Ha-ha-ha… Penggambaran
yang Anda sampaikan cukup baik. Memang tidak dapat dipungkiri bahwa
sejumlah elite politik terlibat dalam korupsi, manipulasi, ada yang
mengklaim bahwa Indonesia adalah negara oligarki yang tidak bisa
melakukan reformasi, negara yang hanya menghasilkan pemimpin-pemimpin
yang korup, dan jika kemudian kita melihat beberapa elite politik
tertentu yang keluar masuk dalam kabinet pemerintahan selama ini, memang
benar yang Anda katakan.
Namun, Anda juga harus mengetahui
bahwa Jokowi berasal dari latar belakang yang sama sekali berbeda. Dia
adalah satu-satunya presiden di Indonesia yang latar belakangnya berasal
dari dunia bisnis. Ia memang pernah menjadi Wali Kota Solo dan kemudian
Gubernur Jakarta, tetapi pada dasarnya dia adalah pebisnis. Dia seorang
eksportir mebel dari Solo. Dia berasal dari luar lingkaran elite yang
korup. Rakyat Indonesia tampaknya tahu betul bahwa jika mereka memang
ingin melakukan reformasi secara serius, terutama reformasi ekonomi yang
memang luar biasa penting, maka sangat rasional untuk tidak memilih
seseorang yang pernah duduk di lingkaran kekuasaan, tetapi memilih
seseorang yang benar-benar berasal dari luar sistem.
Apa
masalah yang menjadi target pekerjaan utama Jokowi setelah dilantik?
Reformasi ekonomi atau justru mengatasi intoleransi beragama dan
minimnya perlindungan terhadap kaum minoritas?
Saya kira
kita harus bedakan antara prioritas dan masalah. Dalam hal prioritas,
saya kira prioritas utama Jokowi adalah reformasi ekonomi. Harus diakui
bahwa makro-ekonomi Indonesia tidak terlalu baik, angka pertumbuhan
masih di bawah 6 persen. Angka ini sebenarnya, jika ingin jujur,
merupakan hal yang tidak seharusnya. Artinya, angka pertumbuhan ini
masih bisa didorong lebih tinggi lagi jika Indonesia berniat tidak
sekedar jadi negara berkembang.
Infrastruktur merupakan
prioritas penting lain terkait reformasi ekonomi. Indonesia dikenal
sebagai negara yang punya sumber daya beragam, minyak, emas, mineral,
dll, sehingga infrastruktur merupakan hal vital. Jalan, jembatan,
pelabuhan, bandara, dll. Infrastruktur merupakan hal yang sangat vital.

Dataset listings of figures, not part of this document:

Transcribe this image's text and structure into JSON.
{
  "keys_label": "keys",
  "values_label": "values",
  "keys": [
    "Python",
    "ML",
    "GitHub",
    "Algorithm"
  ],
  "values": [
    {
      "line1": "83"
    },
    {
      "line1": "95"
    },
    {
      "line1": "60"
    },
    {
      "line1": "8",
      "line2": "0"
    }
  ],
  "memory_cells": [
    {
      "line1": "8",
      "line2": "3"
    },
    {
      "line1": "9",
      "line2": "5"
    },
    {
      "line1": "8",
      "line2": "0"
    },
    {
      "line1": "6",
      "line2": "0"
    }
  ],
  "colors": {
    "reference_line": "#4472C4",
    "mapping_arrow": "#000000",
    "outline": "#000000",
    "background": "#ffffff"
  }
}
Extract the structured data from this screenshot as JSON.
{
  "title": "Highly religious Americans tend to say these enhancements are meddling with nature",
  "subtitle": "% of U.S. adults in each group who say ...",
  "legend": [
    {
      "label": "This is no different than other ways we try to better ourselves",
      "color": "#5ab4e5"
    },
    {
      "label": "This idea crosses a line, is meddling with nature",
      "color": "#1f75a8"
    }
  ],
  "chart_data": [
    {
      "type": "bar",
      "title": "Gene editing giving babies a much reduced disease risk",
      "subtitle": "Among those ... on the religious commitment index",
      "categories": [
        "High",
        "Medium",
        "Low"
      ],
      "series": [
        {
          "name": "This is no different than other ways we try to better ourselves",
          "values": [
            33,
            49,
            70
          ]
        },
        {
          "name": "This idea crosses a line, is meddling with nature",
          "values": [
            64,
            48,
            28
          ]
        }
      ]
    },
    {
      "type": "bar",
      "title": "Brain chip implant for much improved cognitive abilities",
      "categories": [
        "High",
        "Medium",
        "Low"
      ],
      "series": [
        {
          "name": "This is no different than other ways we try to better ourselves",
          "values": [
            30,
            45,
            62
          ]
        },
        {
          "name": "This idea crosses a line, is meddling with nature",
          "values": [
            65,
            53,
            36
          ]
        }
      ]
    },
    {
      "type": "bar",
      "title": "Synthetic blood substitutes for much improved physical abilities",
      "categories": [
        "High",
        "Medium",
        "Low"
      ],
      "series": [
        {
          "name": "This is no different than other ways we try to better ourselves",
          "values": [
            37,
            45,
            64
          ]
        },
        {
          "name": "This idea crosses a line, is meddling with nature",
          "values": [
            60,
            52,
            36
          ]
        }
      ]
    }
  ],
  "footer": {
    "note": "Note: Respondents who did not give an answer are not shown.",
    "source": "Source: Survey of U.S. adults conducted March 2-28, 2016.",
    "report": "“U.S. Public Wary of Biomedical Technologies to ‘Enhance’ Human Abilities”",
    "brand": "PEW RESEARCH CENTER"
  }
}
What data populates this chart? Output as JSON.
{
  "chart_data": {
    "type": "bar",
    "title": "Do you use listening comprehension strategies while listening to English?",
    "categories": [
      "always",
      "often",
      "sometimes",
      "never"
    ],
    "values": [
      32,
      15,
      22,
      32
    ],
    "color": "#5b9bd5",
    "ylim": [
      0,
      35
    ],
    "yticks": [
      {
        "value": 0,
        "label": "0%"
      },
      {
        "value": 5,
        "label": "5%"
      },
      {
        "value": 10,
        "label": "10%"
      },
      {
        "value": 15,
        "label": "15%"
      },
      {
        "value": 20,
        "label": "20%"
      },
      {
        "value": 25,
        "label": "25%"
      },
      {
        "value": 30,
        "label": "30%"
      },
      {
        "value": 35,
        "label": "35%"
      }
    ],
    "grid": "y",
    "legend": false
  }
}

Tanpa infrastruktur yang memadai, Indonesia akan tertinggal secara
domestik dan luar negeri. Padahal, ini sangat penting untuk mendorong
angka pertumbuhan. Hal lain adalah anggaran. Hampir seperlima anggaran
habis untuk subsidi BBM. Saya tahu mencabut subsidi BBM akan sangat
menyakitkan rakyat, tetapi saya juga yakin legitimasi Jokowi akan
membuat rakyat memahami kebijakan ini jika ia memutuskannya pada tahun
pertama setelah berkuasa.
Prioritas penting lain setelah ekonomi
adalah pendidikan. Untuk mencegah terperangkap dalam kemiskinan secara
terus-menerus, Indonesia harus meningkatkan kualitas pendidikan.
Sebenarnya kebijakan pendidikan Indonesia sejak zaman Soeharto sudah
cukup baik, terutama dari sisi kuantitas atau banyaknya jumlah anak yang
bisa sekolah. Namun, dari sisi kualitas, saya kira perlu ada terobosan.
Jika Indonesia tidak bisa membuat SDM-nya bersaing di pasar global,
masa depannya akan kurang cerah.
Sementara itu, dari sisi
tantangan, yang paling utama adalah intoleransi yang Anda sebut tadi.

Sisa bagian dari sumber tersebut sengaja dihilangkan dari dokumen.